Gaziantep’ten Mine Demirkul diyor ki “Aymaz doğanları sonradan aydırmak ne kadar zor.. Bunu her gün aydıramadığım, aymayı reddeden insanlarla konuşurken tartışırken o kadar çok yaşıyorum ki.. ‘Misak-ı milli sınırları tehlikede’ diyorum ‘değiştirmek istiyorlar’ diyorum; ‘Değişirse değişsin, Rusya’nın da sınırları değişti, ne oldu’diye cevap veriyor, ‘halis Türk’üm’ diyen aymaz! Eskiden bunu vatanına yakıştıracak bir Türk evladı var mıydı?”
Bülent Arınç ise Anayasa tartışmaları konusunda “Nihayetinde rejim değiştirmiyoruz, sadece ülkenin nasıl daha iyi yönetilebileceği konusunda bir sistem arayışına gidilir, bu başkanlık olur, yarı başkanlık sistemi olur, Türkiye’ye özgü başka bir şey olur veya bugünkü sistemin aksayan yönlerini tamir edeceğimiz yeni düzenlemeler olabilir” diye rejimle ilgili endişeleri gidermeye çalışıyor! Tayyip Erdoğan’ın planladığı gibi Anayasa’dan Türklük kavramı çıkarılırsa, geride rejim mi kalır?
***
Ahsen Türkeli, “Arslan kardeşim, insanlarımız şurada namaz kılıp diğer tarafta Peygamber torunlarını şehit edenler gibi kandırılıyor. Az önce Hürriyet’te ‘yalakalık geni bulundu’ diye bir haber okudum.. Bize de inanmak genini yükleyen Allah’a şükürler olsun!” diye yazmış..
Yalakalık haberi benim de dikkatimi çekmişti:
ABD’deki Brown Üniversitesi’nin araştırması Neuroscience dergisinde yayımlandı. Habere göre insanların bir kısmı “yalakalık” geniyle doğuyor. Beynin bir yanı söyleneni yaptırıyor, diğer yanı tecrübelere dayalı hareket ettiriyor. Darp-32 adlı geni taşıyanlar beyninin sadece söyleneni yapma kısmını kullanıyor.
Kur’an’da bu konu “kalplerin mühürlenmesi” veya “kalplerin uzlaşması” kavramı ile 20 ayette geçer. İşte birkaçı:
“Onlar öyle kimselerdir ki, Allah kalplerini, kulaklarını ve gözlerini mühürlemiştir ve işte onlar, gafillerin ta kendileridir.” (Nahl 108)
“Eski sahiplerinden sonra bu toprağa varis olanlara hala şu gerçek belli olmadı mı ki: Eğer dilemiş olsaydık onların da günahlarını başlarına çarpardık!
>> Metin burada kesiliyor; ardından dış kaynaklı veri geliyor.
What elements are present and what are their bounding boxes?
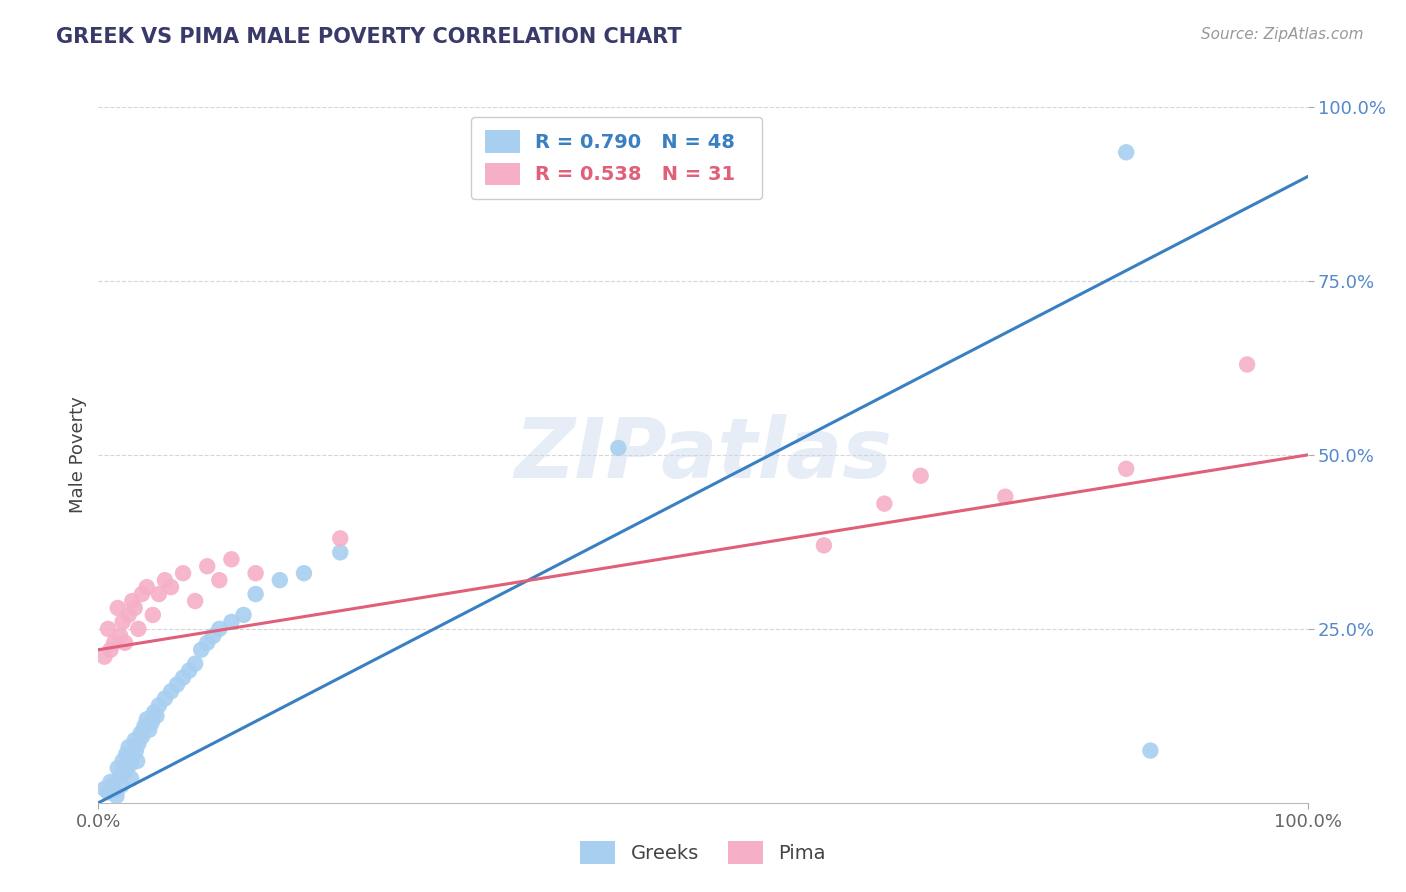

Kalplerinin üzerini mühürleriz de onlar gerçeği işitmezler.” (Araf 100)
“Hep birlikte Allah’ın ipine sımsıkı tutunun, ayrılığa düşmeyin ve Allah’ın üzerinizdeki nimetini düşünün. Sizler birbirinizin düşmanları iken O, sizin kalplerinizde bir uzlaştırma meydana getirdi ve O’nun nimeti sayesinde uyanıp kardeş oldunuz.” (Ali İmran 103)
“Allah, kimin fitneye düşmesini dilerse sen onun lehine Allah’tan hiçbir şey koparamazsın. Onlar, öyle kimselerdir ki, Allah, kalplerini temizlemek istememiştir. Onların hakları dünyada zillet ahrette de büyük bir azaptır.” (Maide 41)
***
Dr. Lütfü Şahsuvaroğlu, “Birinci dâvâ su ve toprak kaynaklarının muhafazası ve geliştirilmesidir. Koca Mısır ve Roma İmparatorlukları, Sümer ve Akad medeniyeti, su kıtlığından battı. Nil’in çekilmesiyle Firavunlar yıkıldı.
‘Altınızdan suyu çekersek size kim su verebilir’ ayeti suyun devlet ve millet varoluşu için ilahi hükmü ne de açık ortaya koyuyor.
Ama anlayan kafalar nerede? Artık yerüstü değil yer altı depolama sistemleri düşünülmelidir. Bu mesele ülkenin bölünmesinden bile önemlidir. Zira bu meseleyi bilen ve çözümleyen bir Türkiye’nin bölünme diye bir problemi olmadığı gibi otomatik olarak büyüyeceğini söyleyebilirim” diyor.
AKP hükümeti, Türkiye’nin toprak ve su kaynaklarını da yabancılara devrediyor ama bu da kimsenin umurunda değil!